Hi, I’m artist Lillian Gray and today’s lesson is inspired by a famous South African artist called William Kentridge.
William Kentridge’s style
William Kentridge is well known for his charcoal drawings but he also works in Indian ink. Today I am going to mimic the Indian ink look by using black acrylic paint as well as some white.
One of the key characteristics of William Kentridge’s work is he often works in old books, working on all torn out pages that have aged, adding an extra layer of memory and time to his artworks.
If you would like to know more about William Kentridge, please watch the videos that I have created on Kentridge’s life, themes, and styles. All the art supplies that I am using today, you can buy online with us.
For today’s lesson, you will need:
- black acrylic paint
- white acrylic paint
- paper towel and water
- various size brushes
- some old books
- a glue stick
Various techniques: when we create a work of art, we use the seven elements of art.
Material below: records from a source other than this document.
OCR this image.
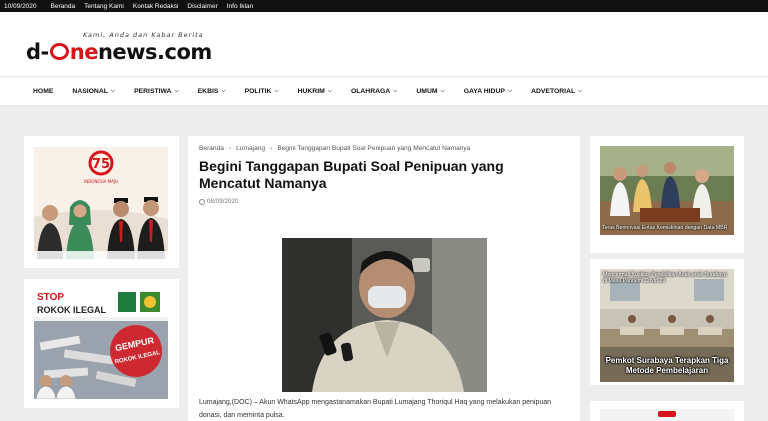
10/09/2020 Beranda Tentang Kami Kontak Redaksi Disclaimer Info Iklan
Kami, Anda dan Kabar Berita
d- nenews.com
HOME	NASIONAL ⌵	PERISTIWA ⌵	EKBIS ⌵	POLITIK ⌵	HUKRIM ⌵	OLAHRAGA ⌵	UMUM ⌵	GAYA HIDUP ⌵	ADVETORIAL ⌵
75
INDONESIA MAJU
STOP
ROKOK ILEGAL
GEMPUR
ROKOK ILEGAL
Beranda › Lumajang › Begini Tanggapan Bupati Soal Penipuan yang Mencatut Namanya
Begini Tanggapan Bupati Soal Penipuan yang Mencatut Namanya
08/09/2020

Lumajang,(DOC) – Akun WhatsApp mengastanamakan Bupati Lumajang Thoriqul Haq yang melakukan penipuan donasi, dan meminta pulsa.

Teras Berinovasi Entas Kemiskinan dengan Data MBR
Mencermati Kualitas Pendidikan Anak-anak Surabaya di Masa Pandemi Covid-19
Pemkot Surabaya Terapkan Tiga Metode Pembelajaran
Whether we are conscious about it or not. For this artwork, Line will be super important. We need to create various marks using only our brush.
Dry brush is when you have very little paint on your brush, with no water, agitate the bristles of your brush, separating them with your finger. You will get this feathery brushed effect.
Today’s artwork is monochromatic. Mono means one and chroma means colour, so it literally translates into one colour, therefore value will play an important role in the artwork. Value is the light and dark areas in an artwork. Identify the lightest and darkest areas in your reference.
Always ask yourself, do you have enough contrast in your artwork? To create various values add more water to your black paint. Practice doing a few gradients, slowly adding water to make it lighter.
Texture also plays an important role. Identify the various textures in your reference. Are your feathers fluffy? Does your beak feel smooth and strong? Is your eye gleaming? There are various techniques that you can use when working with a brush.
I would encourage you to do some medium exploration before you start. Medium exploration is when you play around with a specific medium such as watercolour, oil paints, pen, and pencils, exploring various mark-making techniques.
Step 1: Prepare your surface
Prepare your surface by tearing out various pages from old books, arrange them onto your A2 card paper, and paste them down with your glue stick. If you don’t have old books, feel free to use newspaper or telephone directories, or even old magazines. Just make sure there’s not a lot of pictures but mainly a wall of text. That allows your illustration that you’re going to do on top to stand out a lot more.
Step 2: Find a good reference
Unsplash is a website with various images for artists that are not copyrighted. It means you can sell this artwork afterwards. You’re allowed to use it in your artwork and all they ask is that you link back to Unsplash.
When selecting a photo to work with, make sure it has a good value range where there are beautiful dark areas and beautiful highlights, and you can also see all the details in between. I would recommend converting your reference to black and white. This really helps you to discern the various values.
Step 3: Let’s draw the basic shapes
For step 3 we need to simplify our reference into basic shapes. There are five basic shapes, triangle, circle, square, oval, and rectangle. As artists, we use these to make drawings super easy. Here you can see how I have simplified my bird into basic shapes. Once you have drawn your basic shapes it is really important to double-check your proportions.
Look at your negative space and your positive space. This will instantly show you if your basic shapes are the correct size in relation to each other. The drawing is the foundation of your artwork and you want to build on a solid foundation. Ensure that your pencil lines are 100 % correct before you start painting. The first thing you need to do is to draw the bird onto your paper. I used a light pencil for this, and a continuous contour line to plot out my basic shapes.
Step 4: Paint the outline
Step 4: Let’s paint the outline. Start painting the outline, committing to where your bird should be. Be cautious when you mark out the eye. Remember to preserve your whites so the text from the old book pages can still shine through. You should really consider what your outline should look like, and not just leave it as a boring plain old line. Ask yourself, have you applied line quality?
Are your lines visually interesting? Do you have thick areas, thin areas, dark areas, light areas? Can you see the speed of your hand? Some fast lines and some slow lines.
Step 5: Add texture to your bird
Let’s add texture to our bird. As an artist, you need to communicate with whatever is in your hand and tell people how the surface feels. As artists, we create the illusion of texture when working on a 2D surface. Our bird has various textures. The beak is smooth, and even the feathers differ in texture, depending on where they are situated on the bird’s body. So I am going to assign different mark-making techniques for these different textures.
Step 6: Add the white details
Be careful not to cover your entire bird in paint. We still want to see old pages shine through. The rule when selecting a brush size is big area big brush, small area small brush. I am using a tiny pointy brush for all my little white details.
I’m artist Lillian Gray and I hope you enjoyed our beautiful bird lesson, inspired by famous South African artist William Kentridge.